Speaker
Description
Mosquito borne diseases such as malaria, dengue, Zika virus and chikungunya impose a disproportionate heavy public health burden in Africa. While adult mosquitoes which are vectors of these diseases are widely studied, there is a persistent neglect in the developmental stages of the mosquitoes. Yet, these early stages are critical since vector control strategies often target larvae and pupae to break the transmission cycle before mosquitoes mature into biting adults. Moreover, the identification of these specimens is prone to human error by experts due to the striking similarity in morphological features between larval and pupal stages across species. This limitation not only slows down surveillance efforts but also increases the risk of misclassification, which can compromise vector control interventions. In response, we present an Africa-based curated dataset of the larval and pupal stages of Aedes, Anopheles, and Culex species, alongside non-mosquito specimens with similar morphology. This directly addresses the African dataset representation gap in global repositories and uniquely contributes to pupal-stage classification, which remains highly underrepresented in most classification tasks. We present MosqMixerNet, a lightweight deep learning model tailored for image-based classification of mosquito early-stages.

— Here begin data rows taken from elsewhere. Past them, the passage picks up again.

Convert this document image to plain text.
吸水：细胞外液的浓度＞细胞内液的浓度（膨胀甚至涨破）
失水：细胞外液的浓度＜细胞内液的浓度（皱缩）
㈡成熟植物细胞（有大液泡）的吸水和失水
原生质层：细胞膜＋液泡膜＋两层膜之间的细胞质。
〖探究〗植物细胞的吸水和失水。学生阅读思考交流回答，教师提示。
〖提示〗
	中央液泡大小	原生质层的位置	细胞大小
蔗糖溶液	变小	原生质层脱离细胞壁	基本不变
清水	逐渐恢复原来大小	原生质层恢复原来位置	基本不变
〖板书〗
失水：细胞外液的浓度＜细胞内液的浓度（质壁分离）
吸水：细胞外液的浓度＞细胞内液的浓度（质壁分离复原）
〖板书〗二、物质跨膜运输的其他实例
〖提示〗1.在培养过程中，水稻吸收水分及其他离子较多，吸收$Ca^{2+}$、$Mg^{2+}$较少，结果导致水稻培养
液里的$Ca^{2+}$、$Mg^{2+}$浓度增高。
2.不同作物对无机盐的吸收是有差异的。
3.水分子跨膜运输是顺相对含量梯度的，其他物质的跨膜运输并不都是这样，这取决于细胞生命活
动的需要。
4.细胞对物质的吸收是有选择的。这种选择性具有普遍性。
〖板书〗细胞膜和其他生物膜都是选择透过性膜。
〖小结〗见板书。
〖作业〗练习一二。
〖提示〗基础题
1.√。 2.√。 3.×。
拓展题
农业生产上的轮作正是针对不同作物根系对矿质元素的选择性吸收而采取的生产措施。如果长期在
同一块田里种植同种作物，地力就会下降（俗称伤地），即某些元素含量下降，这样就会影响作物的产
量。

The proposed MosqMixerNet balances compactness and accuracy with only 169,666 trainable parameters and was benchmarked against MobileNetV2, DenseNet121, and NASNetMobile. On genus level identification with a non-mosquito class, it reached 99.37% accuracy, outperforming NASNetMobile at 97.30%, MobileNetV2 at 97.26%, and DenseNet121 at 80.36%. The work advances computer vision for public health and tropical disease control, and provides a foundation for integration into digital vector monitoring platforms in endemic settings.